We first conducted a standard differential expression (DE) analysis to evaluate individual gene expression pattern changes at the NPC and neuronal stages. We identified 71 genes that were significantly differentially expressed in ASD compared to controls at the NPC stage and 154 genes at the neuronal stage, which by hierarchical clustering clearly distinguished(the ASD cell lines from controls (Figure 5A and Supplementary Table S9). The expression fold changes of the top dysregulated genes are shown in Figure 5B. Of note, while the expressions of both CTNNB1 (coding for β-catenin) or POU3F2 (coding for BRN2) mRNAs were reduced, neither was significantly altered in ASD-derived NPCs, although β-catenin activity in the canonical Wnt pathway is primarily regulated at the post-transcriptional level. To reveal the biological pathways associated with the differentially expressed genes, we performed GO enrichment analysis. We found that the up-regulated genes in ASD progenitors were significantly enriched for GO category of brain development, which agrees with the observations of the high NPC proliferation rate and differentiation defects in ASD cultures (Figure S5C, D). At the neuronal stage, the up-regulated genes in ASD were enriched for the GO categories related to extracellular matrix, whereas the down-regulated genes were significantly enriched for the GO categories of cilium and axoneme, consistent with the observed synaptic dysregulation (Figure S5E, F).

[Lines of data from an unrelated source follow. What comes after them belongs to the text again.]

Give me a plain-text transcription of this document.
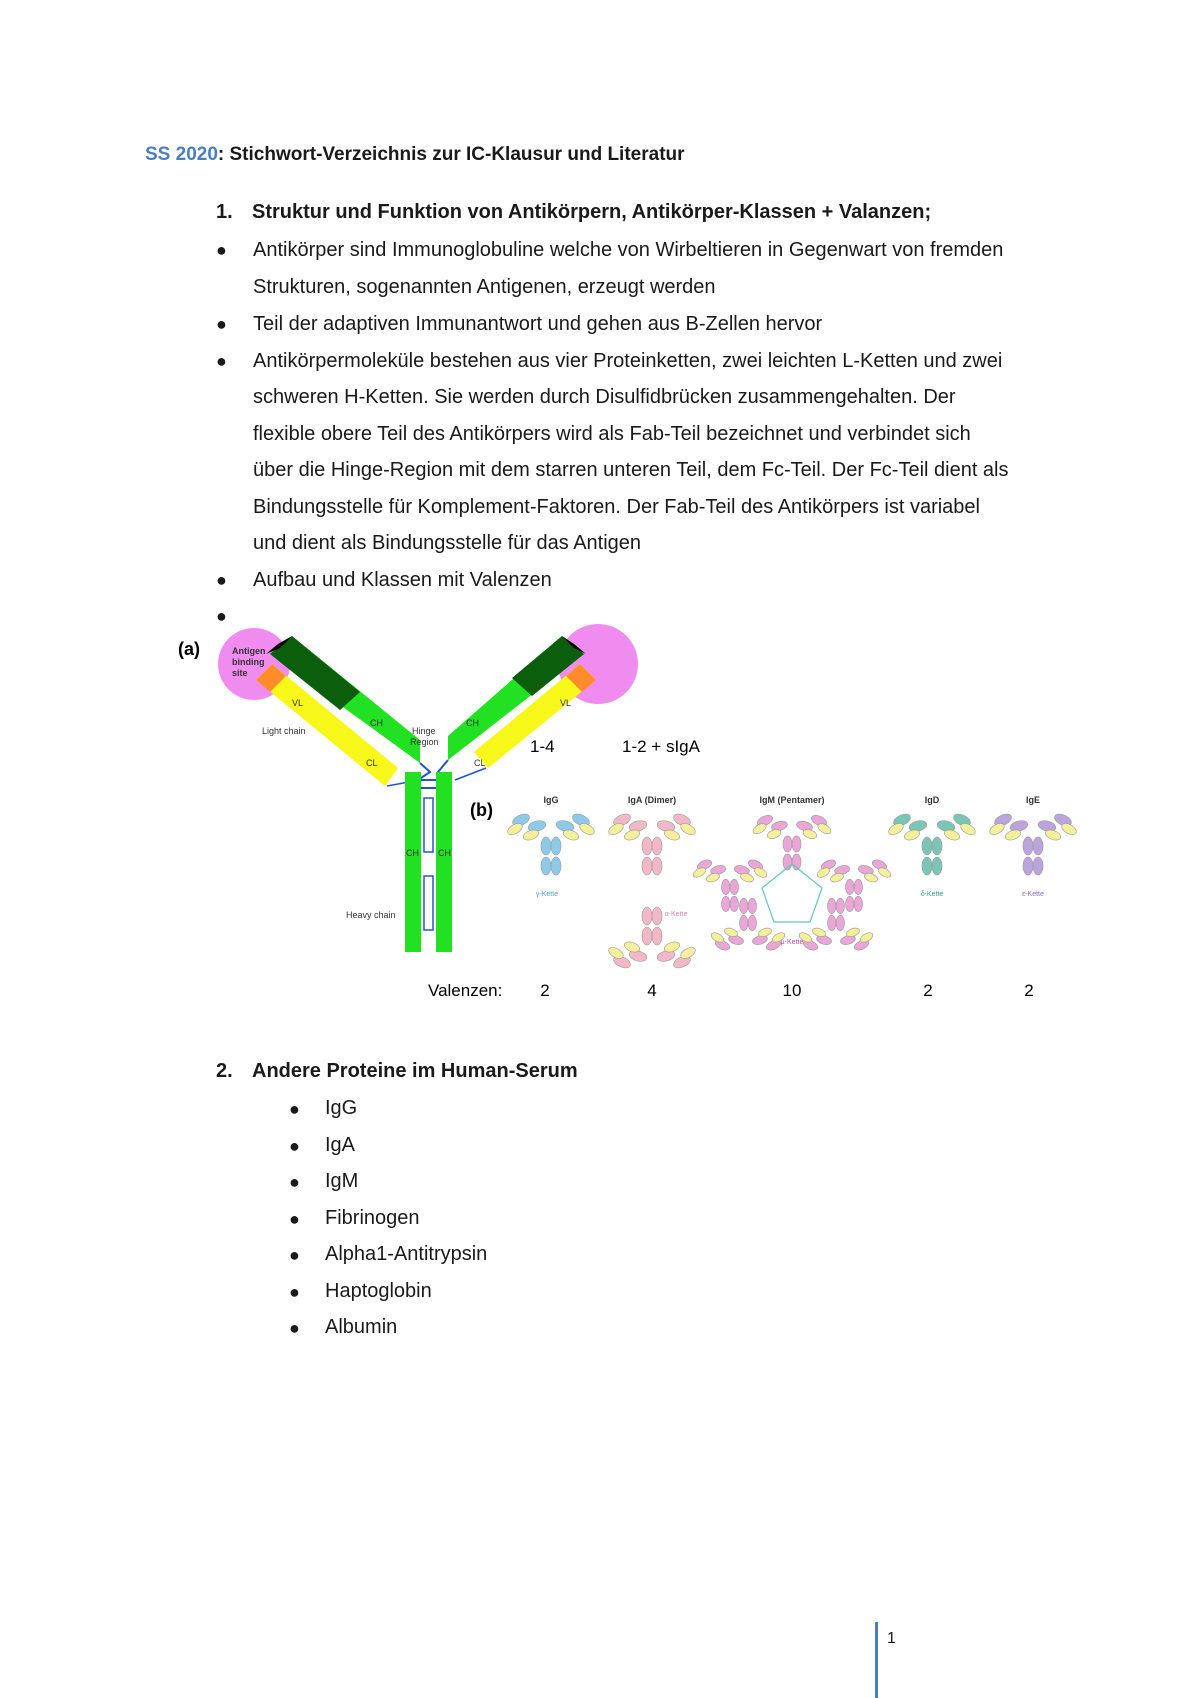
SS 2020: Stichwort-Verzeichnis zur IC-Klausur und Literatur
1. Struktur und Funktion von Antikörpern, Antikörper-Klassen + Valanzen;
● Antikörper sind Immunoglobuline welche von Wirbeltieren in Gegenwart von fremden
Strukturen, sogenannten Antigenen, erzeugt werden
● Teil der adaptiven Immunantwort und gehen aus B-Zellen hervor
● Antikörpermoleküle bestehen aus vier Proteinketten, zwei leichten L-Ketten und zwei
schweren H-Ketten. Sie werden durch Disulfidbrücken zusammengehalten. Der
flexible obere Teil des Antikörpers wird als Fab-Teil bezeichnet und verbindet sich
über die Hinge-Region mit dem starren unteren Teil, dem Fc-Teil. Der Fc-Teil dient als
Bindungsstelle für Komplement-Faktoren. Der Fab-Teil des Antikörpers ist variabel
und dient als Bindungsstelle für das Antigen
● Aufbau und Klassen mit Valenzen
●
(a)	Antigen
binding
site
Light chain
Heavy chain
Hinge
Region
VL	VL
CH	CH
CL	CL
CH CH
1-4	1-2 + sIgA
(b)	IgG	IgA (Dimer)	IgM (Pentamer)	IgD	IgE
γ-Kette
α-Kette
μ-Kette
δ-Kette	ε-Kette
Valenzen: 2	4	10	2	2
2. Andere Proteine im Human-Serum
● IgG
● IgA
● IgM
● Fibrinogen
● Alpha1-Antitrypsin
● Haptoglobin
● Albumin
1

To explore the network organization of the transcriptome^{6, 43, 44}, we next applied a Weighted Gene Co-expression Network Analysis (WGCNA) to provide a higher order view of the biological processes altered in the patient cells. Given the substantial transcriptomic alterations in the patient-derived neurons, we mainly focused on determining the gene co-expression organizations at the neuronal stage. We identified 17 gene co-expression modules in the assigned co-expression network (each labeled in a different color). We also observed a striking clustering pattern of the case-associated genes and known ASD susceptibility genes (curated from SFARI database), respectively, upon the identified co-expression structure by plotting the module assignment under the gene clustering dendrogram (Figure 5C, D and Figure S5E, F).

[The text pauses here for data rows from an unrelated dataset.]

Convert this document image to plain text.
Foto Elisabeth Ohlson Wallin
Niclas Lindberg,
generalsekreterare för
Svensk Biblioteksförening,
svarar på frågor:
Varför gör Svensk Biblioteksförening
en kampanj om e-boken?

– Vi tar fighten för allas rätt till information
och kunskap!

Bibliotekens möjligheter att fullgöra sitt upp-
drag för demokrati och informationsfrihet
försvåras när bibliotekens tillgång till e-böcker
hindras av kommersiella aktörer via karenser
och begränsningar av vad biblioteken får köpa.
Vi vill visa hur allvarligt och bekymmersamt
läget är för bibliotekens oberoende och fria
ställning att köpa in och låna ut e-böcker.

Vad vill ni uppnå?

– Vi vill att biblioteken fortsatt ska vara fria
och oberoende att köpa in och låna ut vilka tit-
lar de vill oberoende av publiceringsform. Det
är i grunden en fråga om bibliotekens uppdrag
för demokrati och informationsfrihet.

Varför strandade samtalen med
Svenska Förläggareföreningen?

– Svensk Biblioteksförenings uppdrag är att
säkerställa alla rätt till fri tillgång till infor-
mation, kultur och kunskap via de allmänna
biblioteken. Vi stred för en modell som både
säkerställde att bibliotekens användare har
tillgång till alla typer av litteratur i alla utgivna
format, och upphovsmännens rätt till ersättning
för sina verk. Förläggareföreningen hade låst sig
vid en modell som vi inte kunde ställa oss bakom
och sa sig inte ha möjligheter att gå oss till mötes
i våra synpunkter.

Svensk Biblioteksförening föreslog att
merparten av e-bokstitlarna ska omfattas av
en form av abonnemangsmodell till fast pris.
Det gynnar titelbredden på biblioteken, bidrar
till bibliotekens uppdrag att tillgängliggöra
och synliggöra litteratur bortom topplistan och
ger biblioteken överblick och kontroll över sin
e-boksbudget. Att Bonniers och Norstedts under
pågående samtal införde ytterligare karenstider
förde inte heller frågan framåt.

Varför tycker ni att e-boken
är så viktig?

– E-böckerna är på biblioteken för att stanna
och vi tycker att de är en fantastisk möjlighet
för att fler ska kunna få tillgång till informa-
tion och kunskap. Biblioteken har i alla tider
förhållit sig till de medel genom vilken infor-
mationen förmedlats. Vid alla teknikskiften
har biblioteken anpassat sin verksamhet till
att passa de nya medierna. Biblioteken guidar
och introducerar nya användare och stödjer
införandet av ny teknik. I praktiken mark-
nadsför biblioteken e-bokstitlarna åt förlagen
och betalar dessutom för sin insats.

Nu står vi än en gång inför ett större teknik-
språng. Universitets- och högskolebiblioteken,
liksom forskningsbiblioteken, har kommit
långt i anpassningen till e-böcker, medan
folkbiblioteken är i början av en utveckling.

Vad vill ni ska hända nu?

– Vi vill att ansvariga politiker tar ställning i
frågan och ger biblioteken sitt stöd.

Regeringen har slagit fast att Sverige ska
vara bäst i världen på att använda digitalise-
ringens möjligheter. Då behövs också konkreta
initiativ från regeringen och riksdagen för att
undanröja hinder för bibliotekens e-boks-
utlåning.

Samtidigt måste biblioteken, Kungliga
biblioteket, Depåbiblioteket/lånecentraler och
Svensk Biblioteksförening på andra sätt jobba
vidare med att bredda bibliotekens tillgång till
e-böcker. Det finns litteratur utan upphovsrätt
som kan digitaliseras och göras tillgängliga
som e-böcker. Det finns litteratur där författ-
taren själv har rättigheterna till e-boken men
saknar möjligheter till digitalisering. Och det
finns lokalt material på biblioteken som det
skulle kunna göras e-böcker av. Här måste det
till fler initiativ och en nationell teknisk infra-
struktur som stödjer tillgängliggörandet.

Comparing the expression patterns of the modules between ASD and controls (see Methods), we found 4 modules that were significantly associated with ASD status (FDR <0.1): brown, tan, purple, and magenta (Supplementary Table S10). Remarkably, known autism candidate genes were significantly enriched in these autism-correlated modules (Supplementary Table S11). Genes that were commonly affected by ASD-associated CNVs were overrepresented in the brown module (OR=1.5, enrichment p-value=0.02), whereas the tan module was enriched for genes known to be affected by ASD-associated protein-disrupting and missense rare de novo variations (RDNVs) (OR=1.6, p-value=0.02). Because co-expressed genes imply co-regulation, our results provide further evidence for the suggested convergent transcriptional regulation in ASD⁸.

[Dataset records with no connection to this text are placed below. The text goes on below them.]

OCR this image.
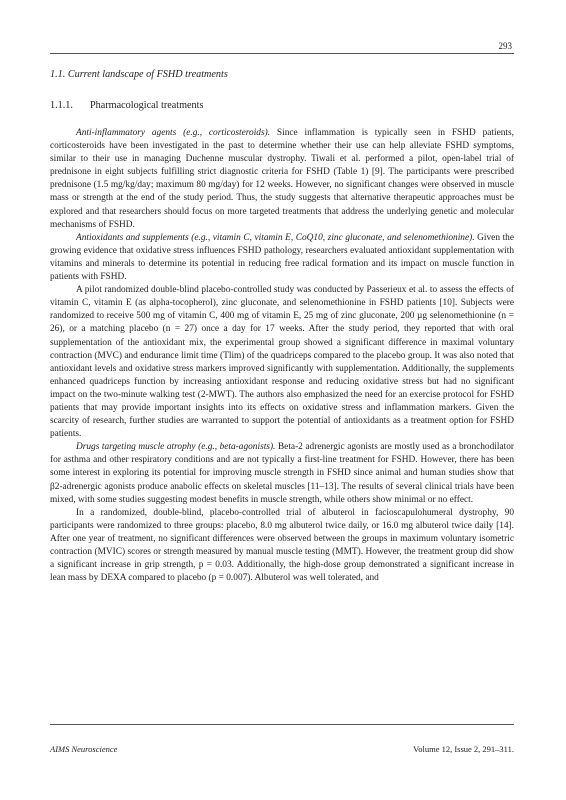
293
1.1. Current landscape of FSHD treatments
1.1.1. Pharmacological treatments

Anti-inflammatory agents (e.g., corticosteroids). Since inflammation is typically seen in FSHD patients, corticosteroids have been investigated in the past to determine whether their use can help alleviate FSHD symptoms, similar to their use in managing Duchenne muscular dystrophy. Tiwali et al. performed a pilot, open-label trial of prednisone in eight subjects fulfilling strict diagnostic criteria for FSHD (Table 1) [9]. The participants were prescribed prednisone (1.5 mg/kg/day; maximum 80 mg/day) for 12 weeks. However, no significant changes were observed in muscle mass or strength at the end of the study period. Thus, the study suggests that alternative therapeutic approaches must be explored and that researchers should focus on more targeted treatments that address the underlying genetic and molecular mechanisms of FSHD.

Antioxidants and supplements (e.g., vitamin C, vitamin E, CoQ10, zinc gluconate, and selenomethionine). Given the growing evidence that oxidative stress influences FSHD pathology, researchers evaluated antioxidant supplementation with vitamins and minerals to determine its potential in reducing free radical formation and its impact on muscle function in patients with FSHD.

A pilot randomized double-blind placebo-controlled study was conducted by Passerieux et al. to assess the effects of vitamin C, vitamin E (as alpha-tocopherol), zinc gluconate, and selenomethionine in FSHD patients [10]. Subjects were randomized to receive 500 mg of vitamin C, 400 mg of vitamin E, 25 mg of zinc gluconate, 200 µg selenomethionine (n = 26), or a matching placebo (n = 27) once a day for 17 weeks. After the study period, they reported that with oral supplementation of the antioxidant mix, the experimental group showed a significant difference in maximal voluntary contraction (MVC) and endurance limit time (Tlim) of the quadriceps compared to the placebo group. It was also noted that antioxidant levels and oxidative stress markers improved significantly with supplementation. Additionally, the supplements enhanced quadriceps function by increasing antioxidant response and reducing oxidative stress but had no significant impact on the two-minute walking test (2-MWT). The authors also emphasized the need for an exercise protocol for FSHD patients that may provide important insights into its effects on oxidative stress and inflammation markers. Given the scarcity of research, further studies are warranted to support the potential of antioxidants as a treatment option for FSHD patients.

Drugs targeting muscle atrophy (e.g., beta-agonists). Beta-2 adrenergic agonists are mostly used as a bronchodilator for asthma and other respiratory conditions and are not typically a first-line treatment for FSHD. However, there has been some interest in exploring its potential for improving muscle strength in FSHD since animal and human studies show that β2-adrenergic agonists produce anabolic effects on skeletal muscles [11–13]. The results of several clinical trials have been mixed, with some studies suggesting modest benefits in muscle strength, while others show minimal or no effect.

In a randomized, double-blind, placebo-controlled trial of albuterol in facioscapulohumeral dystrophy, 90 participants were randomized to three groups: placebo, 8.0 mg albuterol twice daily, or 16.0 mg albuterol twice daily [14]. After one year of treatment, no significant differences were observed between the groups in maximum voluntary isometric contraction (MVIC) scores or strength measured by manual muscle testing (MMT). However, the treatment group did show a significant increase in grip strength, p = 0.03. Additionally, the high-dose group demonstrated a significant increase in lean mass by DEXA compared to placebo (p = 0.007). Albuterol was well tolerated, and

AIMS Neuroscience	Volume 12, Issue 2, 291–311.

Since ASD NPCs exhibited abnormal differentiation phenotypes, we evaluated whether there were dynamic expression changes in patient cells upon differentiation. Our analysis identified 35 genes showing significant differences in their expression trajectories between ASD NPCs and controls in the progenitor to neuron transition (p<0.005) (Figure 5E). These genes were significantly enriched for voltage-gated cation channels (Figure 5F), including CACNG5, KCNA6, KCNC2, and KCNIP2. As shown in Figure 5G and H, those channel genes were up-regulated in control cells, but this increase was attenuated in the ASD cells. These data further implicate voltage-gated cation channel dysregulation in ASD neural differentiation, consistent with decreased excitatory glutamatergic synapses, likely affecting synaptic transmission.